If you have worked in an office any time in the last few decades you will likely have seen a sign near someone’s desk that says:
You don’t have to be mad to work here, but it helps.
Next to that may be another little card with a story about four people called Everybody, Somebody, Anybody and Nobody.
There was an important task to do and …
Everybody should have done it, Anybody could have done it, Nobody did it. Everybody thought Anybody could do it but Nobody realised that Everybody wouldn’t do it so.
Everybody blamed Somebody when Nobody did what Anybody could have done.
This truth may be irritating in the context of office politics and marketing plans, but in the context of patient care it is highly dangerous.
Let’s take a common example: the safe use of gentamicin, an intravenous antibiotic
For physiological reasons, different patients’ metabolism of gentamicin can be wildly different. What’s more, the ‘therapeutic window’ of gentamicin is small which means there is not much difference between too little (which won’t kill the bugs) and too much (causing irreversible deafness, kidney failure or worse).
So, to prevent harm to patients receiving gentamicin (and similar aminoglycoside drugs), a blood sample needs to be taken 8-12 hours after the first dose to check ‘gent levels’.
And who is responsible for taking the necessary blood sample? The answer depends on the setting but is usually a junior nurse or junior doctor — the members of staff most fraught with too many patients and cognitive overload. The staff, in other words, who are most likely to forget or be caught-up with more urgent tasks.
The result is that poor management of gentamicin levels, even in advanced treatment settings, is horribly common.
How do we get Somebody to take the blood at the right time – and act on it.
To answer that, let us look at the nature of accountability and responsibility:
Accountability: senior clinicians, service managers, CEOs are all accountable for the care of patients in their remit. They need to make sure that the actions that Everybody needs to do are indeed done.
Responsibility: ward clerks, clinic nurses, junior doctors may all be responsible for the individual actions that Somebody needs to do.
Is poor management of gentamicin levels a failure of accountability or of responsibility? The answer is, both. If Somebody forgets to take the blood then they have failed in their responsibilities. That is clear.
What is less clear is that those accountable have also failed. Accountable leaders are the ones who should set-up and monitor the systems that ensure responsibilities are carried out effectively and without error.
System design is a much more difficult task. Assuring that someone attends to a detailed task is complex. The sad truth is that, in healthcare, this is most commonly done by word-of-mouth, handover sheets, and the sheer effort of remembering on the part of junior staff.
It is here that the main EPR (Electronic Patient Record) or HIS (Health Information System) vendors are failing our clinical staff and our patients. Such systems do not provide the all-important link between task, patient and staff member. Tasks are usually recorded against a patient, but are not then assigned to a responsible individual.
In other words the EPR tasks Anybody rather than Somebody.
This means that staff don’t have a way to easily handover their own tasks to peers during transfers of care or changes of shift.

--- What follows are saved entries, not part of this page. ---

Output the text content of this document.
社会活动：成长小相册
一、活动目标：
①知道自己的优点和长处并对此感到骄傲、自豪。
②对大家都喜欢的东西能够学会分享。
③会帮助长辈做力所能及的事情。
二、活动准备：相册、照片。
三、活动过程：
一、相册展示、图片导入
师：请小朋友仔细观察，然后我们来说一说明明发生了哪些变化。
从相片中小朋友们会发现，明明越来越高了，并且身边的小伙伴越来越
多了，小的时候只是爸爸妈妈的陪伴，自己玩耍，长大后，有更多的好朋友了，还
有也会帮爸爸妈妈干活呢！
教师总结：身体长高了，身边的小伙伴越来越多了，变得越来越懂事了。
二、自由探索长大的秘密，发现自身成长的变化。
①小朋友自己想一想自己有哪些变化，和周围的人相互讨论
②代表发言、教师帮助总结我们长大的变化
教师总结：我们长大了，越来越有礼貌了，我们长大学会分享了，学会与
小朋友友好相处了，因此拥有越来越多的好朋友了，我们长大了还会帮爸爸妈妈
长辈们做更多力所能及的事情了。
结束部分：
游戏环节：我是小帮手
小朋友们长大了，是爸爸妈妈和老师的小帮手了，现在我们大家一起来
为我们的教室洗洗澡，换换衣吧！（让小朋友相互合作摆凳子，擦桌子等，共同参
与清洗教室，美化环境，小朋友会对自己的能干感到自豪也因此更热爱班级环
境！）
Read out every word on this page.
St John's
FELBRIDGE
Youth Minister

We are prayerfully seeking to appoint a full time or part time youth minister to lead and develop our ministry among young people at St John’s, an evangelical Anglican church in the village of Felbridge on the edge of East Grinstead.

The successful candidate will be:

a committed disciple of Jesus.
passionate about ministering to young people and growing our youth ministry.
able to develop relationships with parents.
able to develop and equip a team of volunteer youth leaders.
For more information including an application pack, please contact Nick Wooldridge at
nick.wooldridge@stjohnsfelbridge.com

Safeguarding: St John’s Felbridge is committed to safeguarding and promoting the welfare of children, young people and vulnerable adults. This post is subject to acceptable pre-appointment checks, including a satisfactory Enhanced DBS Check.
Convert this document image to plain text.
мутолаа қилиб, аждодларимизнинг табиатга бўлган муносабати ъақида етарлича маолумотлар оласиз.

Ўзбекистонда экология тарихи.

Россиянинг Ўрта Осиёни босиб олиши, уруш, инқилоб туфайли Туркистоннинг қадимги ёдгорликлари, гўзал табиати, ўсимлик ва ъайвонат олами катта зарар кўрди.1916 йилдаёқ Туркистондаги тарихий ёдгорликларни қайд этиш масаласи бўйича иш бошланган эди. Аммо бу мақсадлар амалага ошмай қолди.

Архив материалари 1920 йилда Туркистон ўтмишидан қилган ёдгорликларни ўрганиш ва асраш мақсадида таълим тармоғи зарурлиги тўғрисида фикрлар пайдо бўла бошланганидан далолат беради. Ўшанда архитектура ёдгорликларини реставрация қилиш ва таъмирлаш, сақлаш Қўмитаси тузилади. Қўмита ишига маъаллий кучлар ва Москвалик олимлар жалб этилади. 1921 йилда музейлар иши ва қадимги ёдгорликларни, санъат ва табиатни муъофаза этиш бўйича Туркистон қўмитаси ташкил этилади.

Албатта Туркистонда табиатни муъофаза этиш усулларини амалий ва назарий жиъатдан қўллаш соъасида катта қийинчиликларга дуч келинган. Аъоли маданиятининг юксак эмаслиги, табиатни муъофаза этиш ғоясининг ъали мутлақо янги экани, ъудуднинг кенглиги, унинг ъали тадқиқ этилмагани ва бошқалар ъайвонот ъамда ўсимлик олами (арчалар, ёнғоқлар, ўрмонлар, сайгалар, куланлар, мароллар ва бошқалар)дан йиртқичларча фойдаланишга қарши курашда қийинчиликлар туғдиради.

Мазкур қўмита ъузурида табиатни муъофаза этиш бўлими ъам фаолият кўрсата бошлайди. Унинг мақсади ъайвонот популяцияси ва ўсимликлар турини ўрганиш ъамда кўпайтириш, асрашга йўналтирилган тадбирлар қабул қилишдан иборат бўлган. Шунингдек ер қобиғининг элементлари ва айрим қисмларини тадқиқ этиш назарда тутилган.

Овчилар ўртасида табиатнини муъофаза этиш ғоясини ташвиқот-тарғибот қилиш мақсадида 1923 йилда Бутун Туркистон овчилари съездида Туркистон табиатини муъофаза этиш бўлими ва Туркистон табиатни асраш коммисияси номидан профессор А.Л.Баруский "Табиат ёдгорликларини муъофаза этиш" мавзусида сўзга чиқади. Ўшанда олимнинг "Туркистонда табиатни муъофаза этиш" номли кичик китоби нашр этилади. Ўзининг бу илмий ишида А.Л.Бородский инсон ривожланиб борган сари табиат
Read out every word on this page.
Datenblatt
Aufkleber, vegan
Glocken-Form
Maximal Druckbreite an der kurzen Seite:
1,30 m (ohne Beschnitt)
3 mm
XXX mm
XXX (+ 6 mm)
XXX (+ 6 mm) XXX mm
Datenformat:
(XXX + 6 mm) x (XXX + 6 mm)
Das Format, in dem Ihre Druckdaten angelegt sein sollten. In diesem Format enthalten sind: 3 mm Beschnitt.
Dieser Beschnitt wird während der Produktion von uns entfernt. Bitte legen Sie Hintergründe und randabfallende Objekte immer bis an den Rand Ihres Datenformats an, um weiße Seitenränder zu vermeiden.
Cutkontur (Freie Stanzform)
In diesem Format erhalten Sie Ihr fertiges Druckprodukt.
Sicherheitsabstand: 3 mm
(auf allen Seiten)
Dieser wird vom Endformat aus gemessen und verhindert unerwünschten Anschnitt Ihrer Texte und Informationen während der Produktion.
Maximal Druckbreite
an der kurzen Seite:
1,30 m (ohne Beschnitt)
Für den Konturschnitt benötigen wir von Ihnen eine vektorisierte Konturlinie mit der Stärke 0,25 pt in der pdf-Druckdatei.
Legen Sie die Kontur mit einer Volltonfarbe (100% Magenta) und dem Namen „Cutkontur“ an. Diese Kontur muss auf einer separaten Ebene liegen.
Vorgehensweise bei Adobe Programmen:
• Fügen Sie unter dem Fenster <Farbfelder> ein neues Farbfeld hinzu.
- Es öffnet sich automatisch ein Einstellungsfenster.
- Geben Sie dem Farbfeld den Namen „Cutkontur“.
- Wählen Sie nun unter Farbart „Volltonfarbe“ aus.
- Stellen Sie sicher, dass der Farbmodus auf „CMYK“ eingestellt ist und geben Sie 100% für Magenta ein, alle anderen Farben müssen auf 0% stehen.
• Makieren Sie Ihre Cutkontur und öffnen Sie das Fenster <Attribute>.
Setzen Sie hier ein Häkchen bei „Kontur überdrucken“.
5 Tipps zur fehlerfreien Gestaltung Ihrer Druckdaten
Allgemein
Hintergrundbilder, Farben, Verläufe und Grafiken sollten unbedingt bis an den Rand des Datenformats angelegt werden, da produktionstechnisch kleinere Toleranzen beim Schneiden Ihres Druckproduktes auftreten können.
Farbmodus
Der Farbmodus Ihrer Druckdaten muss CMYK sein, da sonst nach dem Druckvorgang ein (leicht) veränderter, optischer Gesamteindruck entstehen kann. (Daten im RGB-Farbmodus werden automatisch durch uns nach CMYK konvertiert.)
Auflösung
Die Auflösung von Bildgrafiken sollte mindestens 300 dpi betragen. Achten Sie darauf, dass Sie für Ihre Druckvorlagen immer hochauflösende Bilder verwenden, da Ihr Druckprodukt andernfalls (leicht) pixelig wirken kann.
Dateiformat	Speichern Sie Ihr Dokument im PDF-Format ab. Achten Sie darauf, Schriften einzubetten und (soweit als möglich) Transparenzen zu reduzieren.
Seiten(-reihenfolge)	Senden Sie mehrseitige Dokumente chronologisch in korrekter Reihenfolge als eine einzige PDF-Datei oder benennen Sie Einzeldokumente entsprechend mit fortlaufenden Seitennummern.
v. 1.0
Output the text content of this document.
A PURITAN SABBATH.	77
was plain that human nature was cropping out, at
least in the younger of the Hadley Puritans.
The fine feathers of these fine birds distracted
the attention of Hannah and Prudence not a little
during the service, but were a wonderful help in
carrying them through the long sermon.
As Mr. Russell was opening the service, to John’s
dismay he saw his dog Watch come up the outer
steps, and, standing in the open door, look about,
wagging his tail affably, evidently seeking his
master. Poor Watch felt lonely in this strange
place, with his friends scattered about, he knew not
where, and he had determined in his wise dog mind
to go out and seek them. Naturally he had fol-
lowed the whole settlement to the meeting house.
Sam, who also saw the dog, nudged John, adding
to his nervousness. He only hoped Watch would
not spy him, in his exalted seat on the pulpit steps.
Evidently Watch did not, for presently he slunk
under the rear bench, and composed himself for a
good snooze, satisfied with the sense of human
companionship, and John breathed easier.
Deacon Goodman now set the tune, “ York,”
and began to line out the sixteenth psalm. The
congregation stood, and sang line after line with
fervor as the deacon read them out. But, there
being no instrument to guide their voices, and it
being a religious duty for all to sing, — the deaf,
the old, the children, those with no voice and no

CAREFUL is designed specifically to make up for this by integrating with the EPR to manage task-level activity against both the patient and the user. It also provides the essential mechanisms for task handover between individuals and teams during transitions of care.
Relying on the memory capacity of overworked doctors and nurses is a poor substitute for adequate systems. It is demonstrably dangerous.
Until we have adequate task management and handover systems, it remains the case that:
you don’t have to be a memory genius to work here, but it helps.